1. Tauhid merupakan pondasi kedamaian dan kebahagiaan pada masyarakat

Nabi shalallahu alaihi wa sallam bersabda:

أسعد الناس بشفاعتي يوم القيامة من قال لا إله إلا الله خالصا من قلبه

“Orang yang paling bahagia ketika mendapatkan syafaat-ku di hari Kiamat kelak adalah orang yang mengucapkan “laa ilaaha ilallah” dengan ikhlas dari hatinya,” 2

2. Tauhid menjadi sebab istiqamahnya kehidupan seseorang

Dalam hadis yang diriwayatkan oleh Abu ‘Amr, bahwa Nabi shalallahu alaihi wa sallam bersabda:

قل آمنت بالله ثم استقم

“Katakanlah bahwa aku beriman kepada Allah, kemudian beristiqomahlah,” 3

3. Dengan tauhid, harta dan darah seseorang haram untuk ditumpahkan

Nabi shalallahu alaihi wa sallam bersabda kepada Muadz bin Jabal, tatkala mengutusnya berdakwah ke negeri Yaman:  

إِنَّكَ سَتَأْتِيْ قَوْمًا أَهْلَ كِتَابٍ ، فَلْيَكُنْ أَوَّلَ مَا تَدْعُوْهُمْ إِلَىْهِ شَهَادَةُ أَنْ لَا إِلٰـهَ إِلَّا اللهُ وَأَنَّ مُحَمَّدًا رَسُوْلُ اللهِ -وَفِيْ رِوَايَةٍ- : إِلَى أَنْ يُوَحِّدُوا اللهَ

“Sesungguhnya engkau akan mendatangi sekelompok kaum dari ahlul kitab (Nasrani), maka hendaknya yang pertama kali engkau dakwahkan adalah agar mereka bersaksi bahwa tidak ada sesembahan yang berhak untuk diibadahi melainkan Allah, dan bahwa Muhammad adalah utusan Allah. Dalam riwayat lainnya: agar mereka mentauhidkan Allah,”

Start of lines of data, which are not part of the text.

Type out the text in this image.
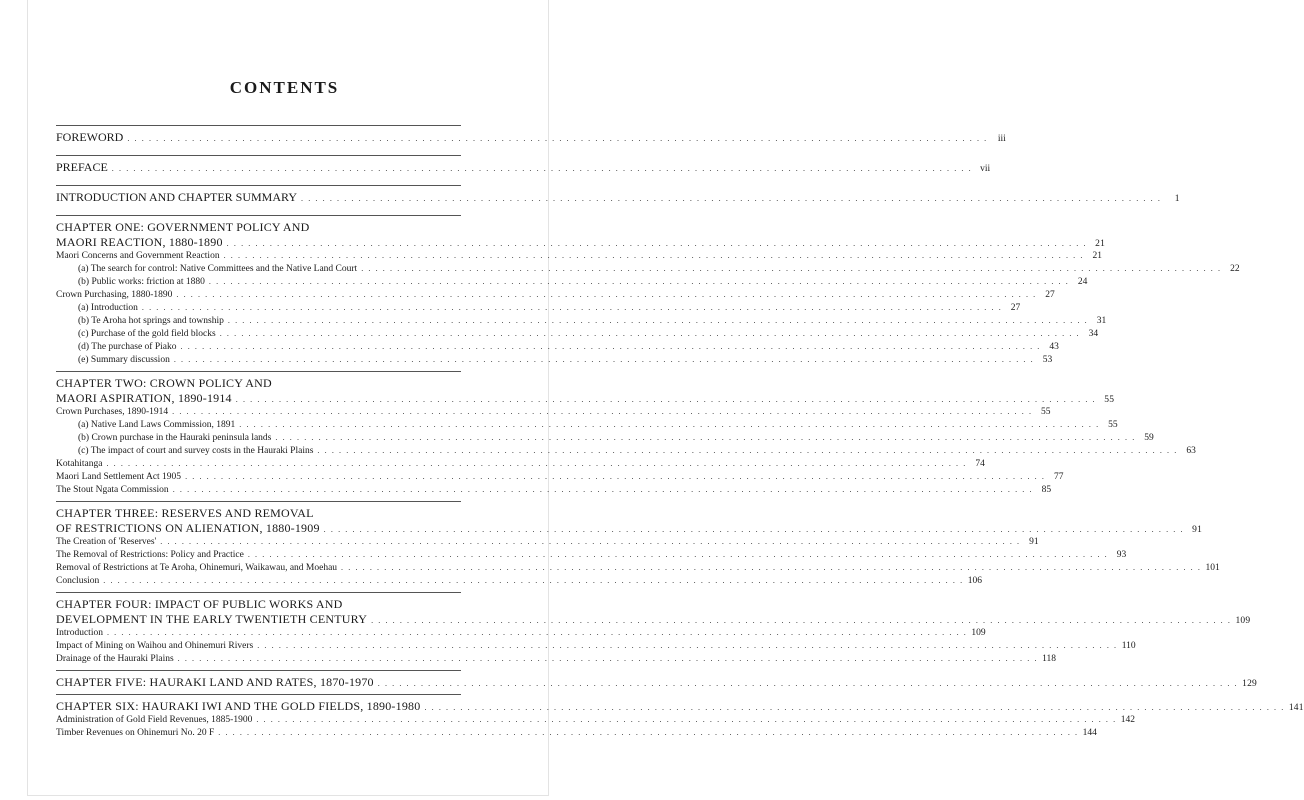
CONTENTS
FOREWORD . . . . . . . . . . . . . . . . . . . . . . . . . . . . . . . . . . . . . . . . . . . . . . . . . . . . . . . . . . . . . . . . . . . . . . . . . . . . . . . . . . . . . . . . . . . . . . . . . . . . . . . . . . . . . . . . . . . . . . . .	iii
PREFACE . . . . . . . . . . . . . . . . . . . . . . . . . . . . . . . . . . . . . . . . . . . . . . . . . . . . . . . . . . . . . . . . . . . . . . . . . . . . . . . . . . . . . . . . . . . . . . . . . . . . . . . . . . . . . . . . . . . . . . . . vii
INTRODUCTION AND CHAPTER SUMMARY . . . . . . . . . . . . . . . . . . . . . . . . . . . . . . . . . . . . . . . . . . . . . . . . . . . . . . . . . . . . . . . . . . . . . . . . . . . . . . . . . . . . . . . . . . . . . . . . . . . . . . . . . . . . . . . . . . . . . . . .	1
CHAPTER ONE: GOVERNMENT POLICY AND
MAORI REACTION, 1880-1890 . . . . . . . . . . . . . . . . . . . . . . . . . . . . . . . . . . . . . . . . . . . . . . . . . . . . . . . . . . . . . . . . . . . . . . . . . . . . . . . . . . . . . . . . . . . . . . . . . . . . . . . . . . . . . . . . . . . . . . . . 21
Maori Concerns and Government Reaction . . . . . . . . . . . . . . . . . . . . . . . . . . . . . . . . . . . . . . . . . . . . . . . . . . . . . . . . . . . . . . . . . . . . . . . . . . . . . . . . . . . . . . . . . . . . . . . . . . . . . . . . . . . . . . . . . . . . . . . . 21
(a) The search for control: Native Committees and the Native Land Court . . . . . . . . . . . . . . . . . . . . . . . . . . . . . . . . . . . . . . . . . . . . . . . . . . . . . . . . . . . . . . . . . . . . . . . . . . . . . . . . . . . . . . . . . . . . . . . . . . . . . . . . . . . . . . . . . . . . . . . . 22
(b) Public works: friction at 1880 . . . . . . . . . . . . . . . . . . . . . . . . . . . . . . . . . . . . . . . . . . . . . . . . . . . . . . . . . . . . . . . . . . . . . . . . . . . . . . . . . . . . . . . . . . . . . . . . . . . . . . . . . . . . . . . . . . . . . . . . 24
Crown Purchasing, 1880-1890 . . . . . . . . . . . . . . . . . . . . . . . . . . . . . . . . . . . . . . . . . . . . . . . . . . . . . . . . . . . . . . . . . . . . . . . . . . . . . . . . . . . . . . . . . . . . . . . . . . . . . . . . . . . . . . . . . . . . . . . . 27
(a) Introduction . . . . . . . . . . . . . . . . . . . . . . . . . . . . . . . . . . . . . . . . . . . . . . . . . . . . . . . . . . . . . . . . . . . . . . . . . . . . . . . . . . . . . . . . . . . . . . . . . . . . . . . . . . . . . . . . . . . . . . . . 27
(b) Te Aroha hot springs and township . . . . . . . . . . . . . . . . . . . . . . . . . . . . . . . . . . . . . . . . . . . . . . . . . . . . . . . . . . . . . . . . . . . . . . . . . . . . . . . . . . . . . . . . . . . . . . . . . . . . . . . . . . . . . . . . . . . . . . . . 31
(c) Purchase of the gold field blocks . . . . . . . . . . . . . . . . . . . . . . . . . . . . . . . . . . . . . . . . . . . . . . . . . . . . . . . . . . . . . . . . . . . . . . . . . . . . . . . . . . . . . . . . . . . . . . . . . . . . . . . . . . . . . . . . . . . . . . . . 34
(d) The purchase of Piako . . . . . . . . . . . . . . . . . . . . . . . . . . . . . . . . . . . . . . . . . . . . . . . . . . . . . . . . . . . . . . . . . . . . . . . . . . . . . . . . . . . . . . . . . . . . . . . . . . . . . . . . . . . . . . . . . . . . . . . . 43
(e) Summary discussion . . . . . . . . . . . . . . . . . . . . . . . . . . . . . . . . . . . . . . . . . . . . . . . . . . . . . . . . . . . . . . . . . . . . . . . . . . . . . . . . . . . . . . . . . . . . . . . . . . . . . . . . . . . . . . . . . . . . . . . . 53
CHAPTER TWO: CROWN POLICY AND
MAORI ASPIRATION, 1890-1914 . . . . . . . . . . . . . . . . . . . . . . . . . . . . . . . . . . . . . . . . . . . . . . . . . . . . . . . . . . . . . . . . . . . . . . . . . . . . . . . . . . . . . . . . . . . . . . . . . . . . . . . . . . . . . . . . . . . . . . . . 55
Crown Purchases, 1890-1914 . . . . . . . . . . . . . . . . . . . . . . . . . . . . . . . . . . . . . . . . . . . . . . . . . . . . . . . . . . . . . . . . . . . . . . . . . . . . . . . . . . . . . . . . . . . . . . . . . . . . . . . . . . . . . . . . . . . . . . . . 55
(a) Native Land Laws Commission, 1891 . . . . . . . . . . . . . . . . . . . . . . . . . . . . . . . . . . . . . . . . . . . . . . . . . . . . . . . . . . . . . . . . . . . . . . . . . . . . . . . . . . . . . . . . . . . . . . . . . . . . . . . . . . . . . . . . . . . . . . . . 55
(b) Crown purchase in the Hauraki peninsula lands . . . . . . . . . . . . . . . . . . . . . . . . . . . . . . . . . . . . . . . . . . . . . . . . . . . . . . . . . . . . . . . . . . . . . . . . . . . . . . . . . . . . . . . . . . . . . . . . . . . . . . . . . . . . . . . . . . . . . . . . 59
(c) The impact of court and survey costs in the Hauraki Plains . . . . . . . . . . . . . . . . . . . . . . . . . . . . . . . . . . . . . . . . . . . . . . . . . . . . . . . . . . . . . . . . . . . . . . . . . . . . . . . . . . . . . . . . . . . . . . . . . . . . . . . . . . . . . . . . . . . . . . . . 63
Kotahitanga . . . . . . . . . . . . . . . . . . . . . . . . . . . . . . . . . . . . . . . . . . . . . . . . . . . . . . . . . . . . . . . . . . . . . . . . . . . . . . . . . . . . . . . . . . . . . . . . . . . . . . . . . . . . . . . . . . . . . . . . 74
Maori Land Settlement Act 1905 . . . . . . . . . . . . . . . . . . . . . . . . . . . . . . . . . . . . . . . . . . . . . . . . . . . . . . . . . . . . . . . . . . . . . . . . . . . . . . . . . . . . . . . . . . . . . . . . . . . . . . . . . . . . . . . . . . . . . . . . 77
The Stout Ngata Commission . . . . . . . . . . . . . . . . . . . . . . . . . . . . . . . . . . . . . . . . . . . . . . . . . . . . . . . . . . . . . . . . . . . . . . . . . . . . . . . . . . . . . . . . . . . . . . . . . . . . . . . . . . . . . . . . . . . . . . . . 85
CHAPTER THREE: RESERVES AND REMOVAL
OF RESTRICTIONS ON ALIENATION, 1880-1909 . . . . . . . . . . . . . . . . . . . . . . . . . . . . . . . . . . . . . . . . . . . . . . . . . . . . . . . . . . . . . . . . . . . . . . . . . . . . . . . . . . . . . . . . . . . . . . . . . . . . . . . . . . . . . . . . . . . . . . . . 91
The Creation of 'Reserves' . . . . . . . . . . . . . . . . . . . . . . . . . . . . . . . . . . . . . . . . . . . . . . . . . . . . . . . . . . . . . . . . . . . . . . . . . . . . . . . . . . . . . . . . . . . . . . . . . . . . . . . . . . . . . . . . . . . . . . . . 91
The Removal of Restrictions: Policy and Practice . . . . . . . . . . . . . . . . . . . . . . . . . . . . . . . . . . . . . . . . . . . . . . . . . . . . . . . . . . . . . . . . . . . . . . . . . . . . . . . . . . . . . . . . . . . . . . . . . . . . . . . . . . . . . . . . . . . . . . . . 93
Removal of Restrictions at Te Aroha, Ohinemuri, Waikawau, and Moehau . . . . . . . . . . . . . . . . . . . . . . . . . . . . . . . . . . . . . . . . . . . . . . . . . . . . . . . . . . . . . . . . . . . . . . . . . . . . . . . . . . . . . . . . . . . . . . . . . . . . . . . . . . . . . . . . . . . . . . . . 101
Conclusion . . . . . . . . . . . . . . . . . . . . . . . . . . . . . . . . . . . . . . . . . . . . . . . . . . . . . . . . . . . . . . . . . . . . . . . . . . . . . . . . . . . . . . . . . . . . . . . . . . . . . . . . . . . . . . . . . . . . . . . . 106
CHAPTER FOUR: IMPACT OF PUBLIC WORKS AND
DEVELOPMENT IN THE EARLY TWENTIETH CENTURY . . . . . . . . . . . . . . . . . . . . . . . . . . . . . . . . . . . . . . . . . . . . . . . . . . . . . . . . . . . . . . . . . . . . . . . . . . . . . . . . . . . . . . . . . . . . . . . . . . . . . . . . . . . . . . . . . . . . . . . . 109
Introduction . . . . . . . . . . . . . . . . . . . . . . . . . . . . . . . . . . . . . . . . . . . . . . . . . . . . . . . . . . . . . . . . . . . . . . . . . . . . . . . . . . . . . . . . . . . . . . . . . . . . . . . . . . . . . . . . . . . . . . . . 109
Impact of Mining on Waihou and Ohinemuri Rivers . . . . . . . . . . . . . . . . . . . . . . . . . . . . . . . . . . . . . . . . . . . . . . . . . . . . . . . . . . . . . . . . . . . . . . . . . . . . . . . . . . . . . . . . . . . . . . . . . . . . . . . . . . . . . . . . . . . . . . . . 110
Drainage of the Hauraki Plains . . . . . . . . . . . . . . . . . . . . . . . . . . . . . . . . . . . . . . . . . . . . . . . . . . . . . . . . . . . . . . . . . . . . . . . . . . . . . . . . . . . . . . . . . . . . . . . . . . . . . . . . . . . . . . . . . . . . . . . . 118
CHAPTER FIVE: HAURAKI LAND AND RATES, 1870-1970 . . . . . . . . . . . . . . . . . . . . . . . . . . . . . . . . . . . . . . . . . . . . . . . . . . . . . . . . . . . . . . . . . . . . . . . . . . . . . . . . . . . . . . . . . . . . . . . . . . . . . . . . . . . . . . . . . . . . . . . . 129
CHAPTER SIX: HAURAKI IWI AND THE GOLD FIELDS, 1890-1980 . . . . . . . . . . . . . . . . . . . . . . . . . . . . . . . . . . . . . . . . . . . . . . . . . . . . . . . . . . . . . . . . . . . . . . . . . . . . . . . . . . . . . . . . . . . . . . . . . . . . . . . . . . . . . . . . . . . . . . . . 141
Administration of Gold Field Revenues, 1885-1900 . . . . . . . . . . . . . . . . . . . . . . . . . . . . . . . . . . . . . . . . . . . . . . . . . . . . . . . . . . . . . . . . . . . . . . . . . . . . . . . . . . . . . . . . . . . . . . . . . . . . . . . . . . . . . . . . . . . . . . . . 142
Timber Revenues on Ohinemuri No. 20 F . . . . . . . . . . . . . . . . . . . . . . . . . . . . . . . . . . . . . . . . . . . . . . . . . . . . . . . . . . . . . . . . . . . . . . . . . . . . . . . . . . . . . . . . . . . . . . . . . . . . . . . . . . . . . . . . . . . . . . . . 144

Kemudian Rasul shalallahu alaihi wa sallam ingatkan kepada Mu’adz:

فَإِنْ هُمْ أَطَاعُوْا لَكَ بِذٰلِكَ ، فَإِيَّاكَ وَكَرَائِمَ أَمْوَالِهِمْ

“Apabila mereka mentaatimu di dalam hal tersebut, maka jangan kau ambil harta-harta mereka,”4

4. Tauhid merupakan syarat diterimanya amal sholeh

Allah berfirman tentang orang-orang kafir yang dahulu banyak beramal shaleh ketika di dunia:

وَقَدِمْنَآ اِلٰى مَا عَمِلُوْا مِنْ عَمَلٍ فَجَعَلْنٰهُ هَبَاۤءً مَّنْثُوْرًا

“Kami perlihatkan segala amal (yang mereka kerjakan), lalu Kami jadikan amal itu (bagaikan) debu yang beterbangan.” (QS. Al-Furqan:23)

Dari ayat ini, Allah Subhanahu wa ta’ala menegaskan bahwa amal-amal sholeh yang dikerjakan oleh orang kafir saat di dunia, tidak akan diganjar oleh Allah ta’ala tatkala di akhirat kelak disebabkan mereka tidak mentauhidkan-Nya.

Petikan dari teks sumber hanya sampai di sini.